HJS Blog - The Scoop

Biden and Russia: Half-Right Is Better than Not Right at All

posted by Martin Kite-Powell at 28/07/2009

 

Joe Biden, the gift that keeps on giving for the Obama administration, is presently under fire for his remarks concerning Russia. On the one hand, Mr. Biden’s comments were fairly accurate about Russia – as they were on his precautions of avoiding Swine Flu (assuming it were actually a pandemic), and his observations about Mr. Obama’s teleprompterism. On the other, of course, as with his previous statements, they were also terribly out of sync with the policy objectives of the administration.

Worse than simply saying too much or being a bit of a loose cannon, however, Mr. Biden’s slips at times have actually had the ring of substance, and while his timing has not appeared very thoughtful, his ideas on occasion seemed that they have been.
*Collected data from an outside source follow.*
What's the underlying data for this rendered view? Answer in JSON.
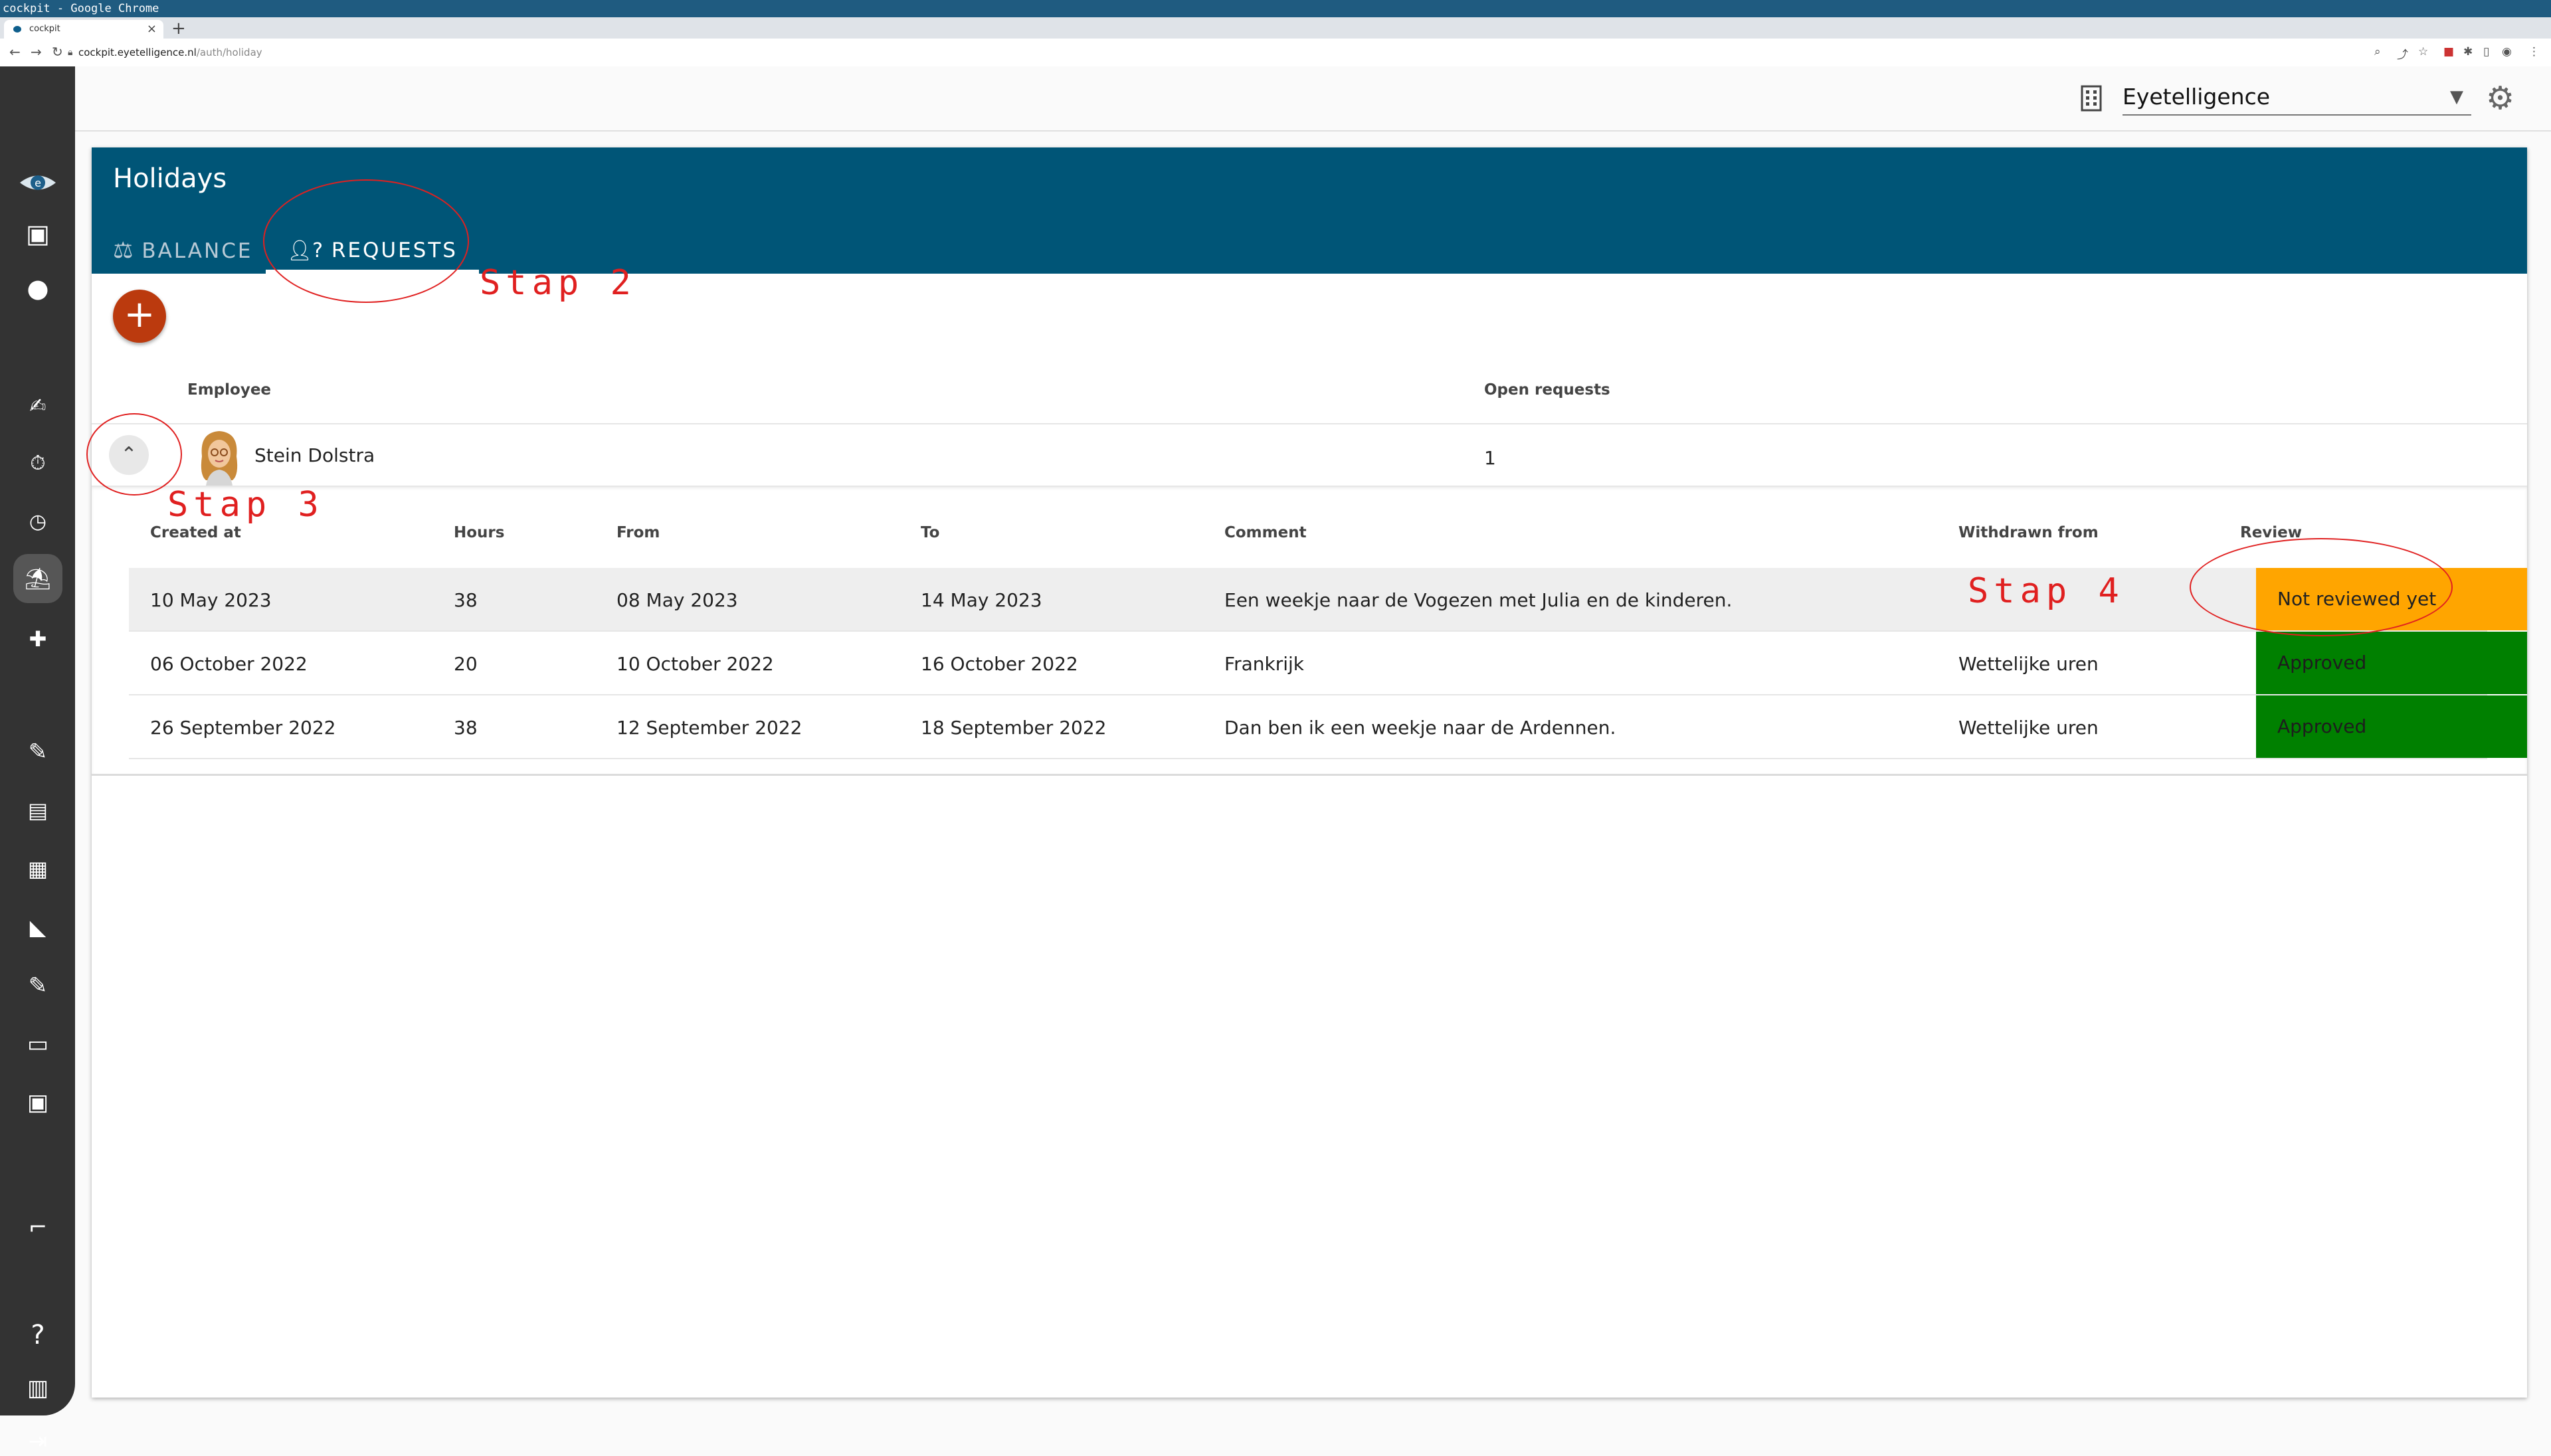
{
  "os_window_title": "cockpit - Google Chrome",
  "browser": {
    "tab_title": "cockpit",
    "tab_close": "×",
    "new_tab": "+",
    "url_host": "cockpit.eyetelligence.nl",
    "url_path": "/auth/holiday"
  },
  "topbar": {
    "company": "Eyetelligence"
  },
  "page": {
    "title": "Holidays",
    "tabs": [
      {
        "label": "BALANCE"
      },
      {
        "label": "REQUESTS"
      }
    ],
    "add_label": "+"
  },
  "employees_table": {
    "headers": {
      "employee": "Employee",
      "open_requests": "Open requests"
    },
    "rows": [
      {
        "name": "Stein Dolstra",
        "open_requests": "1"
      }
    ]
  },
  "requests_table": {
    "headers": {
      "created_at": "Created at",
      "hours": "Hours",
      "from": "From",
      "to": "To",
      "comment": "Comment",
      "withdrawn_from": "Withdrawn from",
      "review": "Review"
    },
    "rows": [
      {
        "created_at": "10 May 2023",
        "hours": "38",
        "from": "08 May 2023",
        "to": "14 May 2023",
        "comment": "Een weekje naar de Vogezen met Julia en de kinderen.",
        "withdrawn_from": "",
        "review": "Not reviewed yet"
      },
      {
        "created_at": "06 October 2022",
        "hours": "20",
        "from": "10 October 2022",
        "to": "16 October 2022",
        "comment": "Frankrijk",
        "withdrawn_from": "Wettelijke uren",
        "review": "Approved"
      },
      {
        "created_at": "26 September 2022",
        "hours": "38",
        "from": "12 September 2022",
        "to": "18 September 2022",
        "comment": "Dan ben ik een weekje naar de Ardennen.",
        "withdrawn_from": "Wettelijke uren",
        "review": "Approved"
      }
    ]
  },
  "annotations": [
    "Stap 2",
    "Stap 3",
    "Stap 4"
  ],
  "colors": {
    "header": "#005577",
    "sidebar": "#333333",
    "fab": "#bb3a0e",
    "pending": "#ffa500",
    "approved": "#008000",
    "annotation": "#e02020"
  },
  "icons": {
    "sidebar": [
      "calendar-icon",
      "person-icon",
      "sign-icon",
      "timer-list-icon",
      "clock-icon",
      "holiday-icon",
      "medical-bag-icon",
      "document-edit-icon",
      "cash-register-icon",
      "contact-card-icon",
      "security-camera-icon",
      "document-sign-icon",
      "monitor-icon",
      "money-icon",
      "stairs-icon",
      "help-icon",
      "manual-icon",
      "logout-icon"
    ]
  }
}
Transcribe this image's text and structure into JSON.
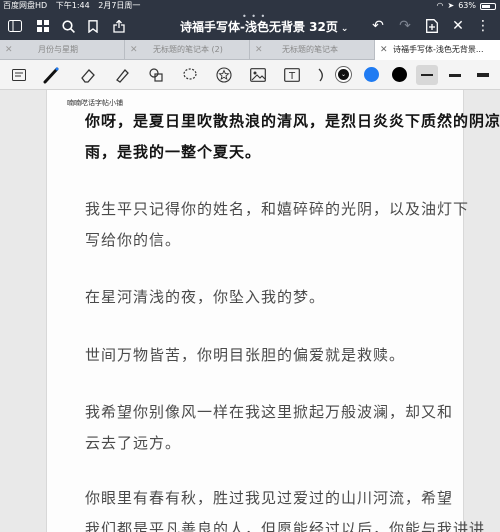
{
  "status_bar": {
    "carrier": "百度网盘HD",
    "time": "下午1:44",
    "date": "2月7日周一",
    "battery": "63%",
    "icons": [
      "wifi-icon",
      "location-icon",
      "battery-icon"
    ]
  },
  "title_bar": {
    "doc_title": "诗福手写体-浅色无背景 32页",
    "icons": [
      "sidebar-icon",
      "grid-icon",
      "search-icon",
      "bookmark-icon",
      "share-icon",
      "undo-icon",
      "redo-icon",
      "add-page-icon",
      "close-icon",
      "more-icon"
    ]
  },
  "tabs": [
    {
      "label": "月份与星期",
      "active": false
    },
    {
      "label": "无标题的笔记本 (2)",
      "active": false
    },
    {
      "label": "无标题的笔记本",
      "active": false
    },
    {
      "label": "诗福手写体-浅色无背景...",
      "active": true
    }
  ],
  "toolbar": {
    "tools": [
      "read-mode-icon",
      "pen-icon",
      "eraser-icon",
      "highlighter-icon",
      "shapes-icon",
      "lasso-icon",
      "star-icon",
      "image-icon",
      "text-icon",
      "pointer-icon"
    ],
    "colors": [
      "#111111",
      "#1f7bf2",
      "#000000"
    ],
    "selected_color": "#111111",
    "stroke_widths": [
      "thin",
      "medium",
      "thick"
    ]
  },
  "page": {
    "watermark": "喃喃呓话字帖小铺",
    "lines": [
      "你呀，是夏日里吹散热浪的清风，是烈日炎炎下质然的阴凉",
      "雨，是我的一整个夏天。",
      "我生平只记得你的姓名，和嬉碎碎的光阴，以及油灯下",
      "写给你的信。",
      "在星河清浅的夜，你坠入我的梦。",
      "世间万物皆苦，你明目张胆的偏爱就是救赎。",
      "我希望你别像风一样在我这里掀起万般波澜，却又和",
      "云去了远方。",
      "你眼里有春有秋，胜过我见过爱过的山川河流，希望",
      "我们都是平凡善良的人，但愿能经过以后，你能与我讲讲"
    ]
  }
}
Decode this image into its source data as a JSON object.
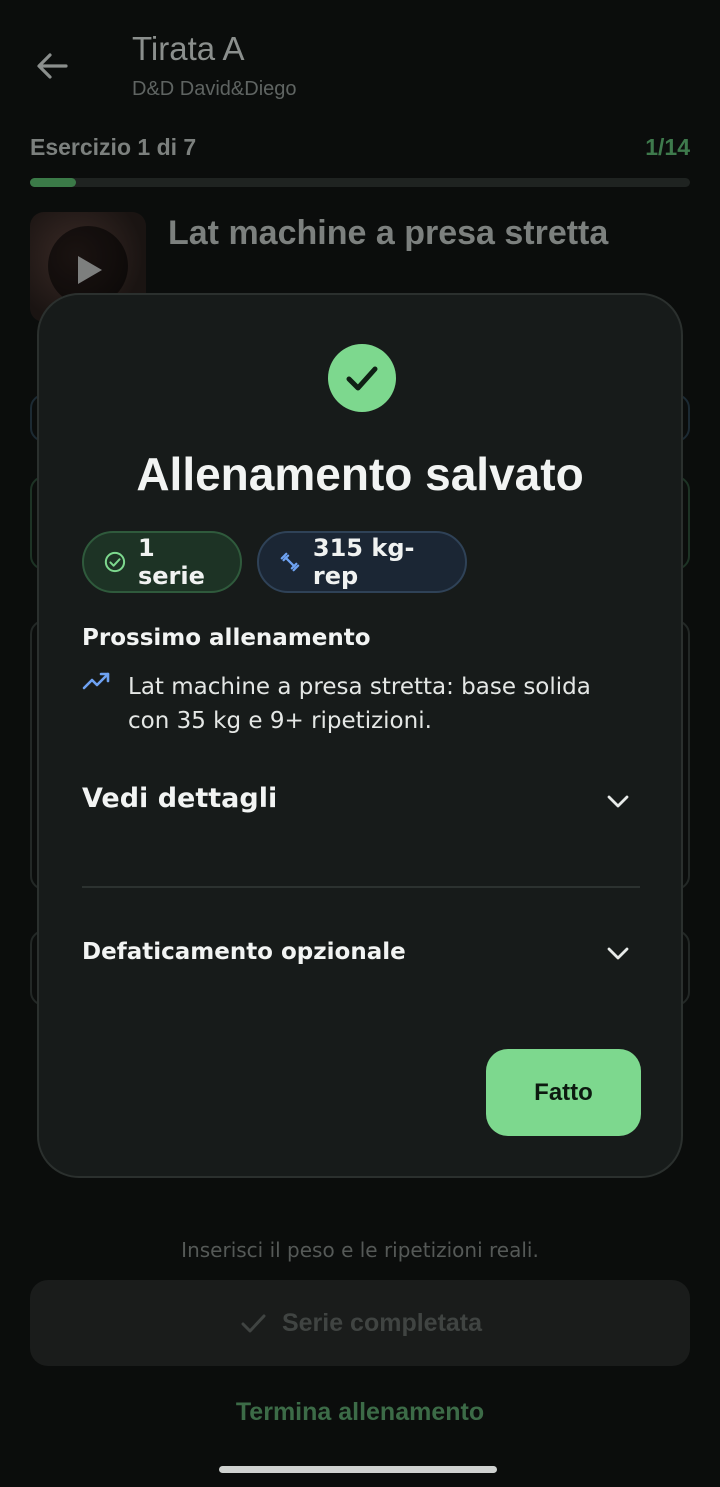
{
  "header": {
    "title": "Tirata A",
    "subtitle": "D&D David&Diego"
  },
  "progress": {
    "exercise_label": "Esercizio 1 di 7",
    "set_label": "1/14",
    "fraction": 0.07
  },
  "exercise": {
    "name": "Lat machine a presa stretta"
  },
  "dialog": {
    "title": "Allenamento salvato",
    "chips": {
      "series": "1 serie",
      "volume": "315 kg-rep"
    },
    "next_heading": "Prossimo allenamento",
    "next_text": "Lat machine a presa stretta: base solida con 35 kg e 9+ ripetizioni.",
    "details_label": "Vedi dettagli",
    "cooldown_label": "Defaticamento opzionale",
    "done_label": "Fatto"
  },
  "footer": {
    "hint": "Inserisci il peso e le ripetizioni reali.",
    "complete_label": "Serie completata",
    "end_label": "Termina allenamento"
  },
  "icons": {
    "back": "arrow-left-icon",
    "check": "check-circle-icon",
    "series": "check-circle-outline-icon",
    "volume": "dumbbell-icon",
    "trend": "trending-up-icon",
    "chevron": "chevron-down-icon"
  },
  "colors": {
    "accent": "#7dd88e",
    "background": "#0b0d0c",
    "dialog": "#171b1a",
    "trend": "#6ea2f2"
  }
}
This poses a significant problem for the administration, because Biden’s outbursts at the end of the day really appear to carry more meat than much of the policy rhetoric coming out of the White House and the State Department.

This is so much the case and occurring with such frequency that one really begins to wonder what Mr. Biden’s political end game might be, if there is one. Is this a case of mere egotism? One might wonder if the administration’s ad hoc policies leave Biden ironically in fear of also being seen as wrong-headed and short-sighted. Or is it that, despite his impulsive nature, Biden, an aged widower and father of three sees himself in the frustrating role of a mature counterbalance to an office filled with 20-to-40-somethings, whose surface knowledge of various matters strikes him as somewhat alarming.

This of course is unknowable for the moment, but what we do know is that the Vice President’s analysis of Russia and its current trends today is widely supported and recently very well summed up in an article by George Friedman for Stratfor, which in many respects agrees with Mr. Biden and certainly is not congruent with the Obama view of Russia. In fact, Friedman’s article agreed with a decent amount of Biden’s wider view of Russia, a country of historic contradictions between its economically poor population and powerful state security and military apparatus that also faces imminent decline for demographic reasons. Biden was correct to point out that it will most likely become more difficult for Russia to hold onto an increasing periphery of its territory without the population necessary to sustain it. Republics around Russia’s edges may already be breaking away today while Russia’s population is strong, but parts of Russia proper face both a withering local population and a dramatic increase in immigrant populations from neighboring states, which may become another increasingly significant factor in a future Russian balkanization, much to the dismay of many including Dr. Igor Panarin.

While Mr. Biden’s dismissal of Russia as a significant power was both inaccurate and would be foolish as a policy position, his observations regarding the sustainability of that power and the need for Russia to find a savior other than the one it has clung to for the past millennium – that of empire and repression – was immensely accurate. President Obama’s recent denial of the West’s role in the collapse of the Soviet Union is sadly exemplar of a level of denial about current Russian realities that almost rises to the level of President George W. Bush’s infamous statement about looking into Putin’s eyes and seeing his (good) soul, albeit with the promise of perhaps more naïve actions than rhetoric.

It is certainly not a fault of the administration to wish for better relations with Russia or to wish for good will and positive change on the part of the Kremlin; however, believing that wishes alone make things come to pass is better the domain of children’s bedtime stories than a policy direction undertaken by a head of state. It takes two to press that reset button and the first one to think it was doing so in this case can’t even correctly spell it.

As one Russian commentator put it about Obama’s recent visit to Russia,

It's very American, this 'Yes We Can!' thing, and I hope he doesn't use that kind of language because it's not going to resonate at all with a Russian audience. It has to be a less emotional, less PR-ish kind of style.

Russians probably correctly perceive the US administration as “PR-ish” and out of touch at the moment. In point of fact, Obama’s refusal to even acknowledge what everyone including Communist China and Vladimir Putin himself accept as historical fact suggests an alarming disengagement from past, if not present, geo-political realities. This, perhaps, is the reason that Mr. Biden’s halfway accurate depiction of everything from flu-avoidance to Russo-American relations seems so palatable: a half-truth is still better than no truth at all and the administration does not seem ready to deal with any.